Baseball's Turnaround Teams
At the beginning of a new baseball season, sports gamblers will try to determine which teams will be better than they were the previous season and which teams will be worse. Being able to pinpoint these teams can often lead to finding good value in early season wagers or on betting over or under the posted number of team wins.
Baseball is a bit different than the other sports, as a team can go from missing the playoffs to being a World Series contender with the addition of a couple of free agents, as is the case with the 2009 New York Yankees, who are the early favorites to win the Fall Classic on the basis of their pitching staff additions.
Naturally, off-season transactions have to be looked at when evaluating how a team will perform compared to the previous season.
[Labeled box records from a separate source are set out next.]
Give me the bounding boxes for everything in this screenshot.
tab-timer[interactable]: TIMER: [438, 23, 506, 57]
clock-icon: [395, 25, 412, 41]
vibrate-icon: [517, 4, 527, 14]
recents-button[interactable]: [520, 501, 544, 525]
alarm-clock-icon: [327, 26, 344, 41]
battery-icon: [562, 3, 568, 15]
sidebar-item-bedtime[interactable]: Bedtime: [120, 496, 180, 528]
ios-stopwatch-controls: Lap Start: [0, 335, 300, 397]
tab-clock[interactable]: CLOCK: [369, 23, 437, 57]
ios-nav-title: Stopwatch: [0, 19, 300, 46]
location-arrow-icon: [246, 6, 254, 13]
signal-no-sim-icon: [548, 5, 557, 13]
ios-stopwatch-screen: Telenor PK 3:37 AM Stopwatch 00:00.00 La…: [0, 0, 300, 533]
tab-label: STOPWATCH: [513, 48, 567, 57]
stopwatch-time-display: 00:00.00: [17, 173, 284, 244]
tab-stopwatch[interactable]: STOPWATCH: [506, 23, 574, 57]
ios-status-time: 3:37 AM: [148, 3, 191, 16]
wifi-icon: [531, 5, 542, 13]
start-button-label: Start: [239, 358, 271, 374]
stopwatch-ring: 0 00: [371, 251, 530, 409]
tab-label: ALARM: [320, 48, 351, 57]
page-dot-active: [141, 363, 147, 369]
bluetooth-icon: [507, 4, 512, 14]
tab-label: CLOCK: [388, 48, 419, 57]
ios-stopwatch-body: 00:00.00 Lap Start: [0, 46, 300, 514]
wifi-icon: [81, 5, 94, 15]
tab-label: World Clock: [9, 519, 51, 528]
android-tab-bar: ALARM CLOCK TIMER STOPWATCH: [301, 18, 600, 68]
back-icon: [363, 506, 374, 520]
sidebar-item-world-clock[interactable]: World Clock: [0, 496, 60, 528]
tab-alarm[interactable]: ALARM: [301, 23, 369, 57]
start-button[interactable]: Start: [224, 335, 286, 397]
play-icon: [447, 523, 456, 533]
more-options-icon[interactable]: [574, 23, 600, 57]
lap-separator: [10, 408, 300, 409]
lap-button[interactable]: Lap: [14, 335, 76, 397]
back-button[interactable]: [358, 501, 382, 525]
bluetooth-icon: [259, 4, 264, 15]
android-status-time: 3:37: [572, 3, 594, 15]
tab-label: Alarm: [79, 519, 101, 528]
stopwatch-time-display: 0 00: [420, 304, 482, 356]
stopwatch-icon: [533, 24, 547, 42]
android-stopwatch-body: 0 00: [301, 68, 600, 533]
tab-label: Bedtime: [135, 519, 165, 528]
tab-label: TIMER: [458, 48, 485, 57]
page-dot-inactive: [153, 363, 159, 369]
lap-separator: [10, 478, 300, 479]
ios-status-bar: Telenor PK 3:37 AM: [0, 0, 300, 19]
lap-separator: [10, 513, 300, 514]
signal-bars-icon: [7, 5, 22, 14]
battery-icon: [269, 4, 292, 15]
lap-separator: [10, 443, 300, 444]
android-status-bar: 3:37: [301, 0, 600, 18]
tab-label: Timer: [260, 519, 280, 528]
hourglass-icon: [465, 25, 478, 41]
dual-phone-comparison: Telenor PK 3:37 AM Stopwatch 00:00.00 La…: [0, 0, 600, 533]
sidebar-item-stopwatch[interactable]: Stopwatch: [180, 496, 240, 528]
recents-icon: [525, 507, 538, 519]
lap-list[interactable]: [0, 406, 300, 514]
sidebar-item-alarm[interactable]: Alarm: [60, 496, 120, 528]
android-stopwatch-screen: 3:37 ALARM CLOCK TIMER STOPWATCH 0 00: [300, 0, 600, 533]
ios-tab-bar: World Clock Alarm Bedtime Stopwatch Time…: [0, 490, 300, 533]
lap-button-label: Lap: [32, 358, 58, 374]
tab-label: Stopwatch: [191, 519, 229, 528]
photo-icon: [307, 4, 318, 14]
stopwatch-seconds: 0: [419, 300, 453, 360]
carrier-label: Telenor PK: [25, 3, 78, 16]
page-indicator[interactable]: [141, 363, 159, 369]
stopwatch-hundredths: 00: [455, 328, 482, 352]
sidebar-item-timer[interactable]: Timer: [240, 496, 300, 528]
But there's another method of pinpointing teams that may climb in the standings or teams ripe for a fall. That is a team's record in one-run games.
One Run Games
A game that is decided by one run is in all probability a contest that could have gone either way. The team that comes away with a victory is typically one that catches the extra break and there's usually a bit of luck involved along the way.
Teams that win, or lose, an extra-ordinary number of one-run games are good candidates to see luck even up a bit the following season.
Since the 2004 season there have been 28 teams that won or lost 60-percent of their one-run games in a season. If we looked for a reversal of fortunes the following season, we'd find of the 13 teams that won an extra-ordinary number of one-run games that 11 of them finished with fewer wins than the previous season.
Of the 15 teams that lost a large number of one-run games, eight would post better records the following year, six would have worse records and one would have the same record. So the biggest edge is found by looking for teams that won a large number of one-run games to do worse the following year, but there is still merit in looking for those teams who lost to improve the following season.
There are four teams that bear watching in the 2009 season under this premise. The Tampa Rays were 29-18 in one-run games in 2008, so if things follow suit, the Rays will have trouble matching last year's 97-65 record.
On the other side of the equation, Seattle (18-30), Atlanta (11-30), and San Diego (16-28) would be logical choices to show improvement of their dismal 2008 records.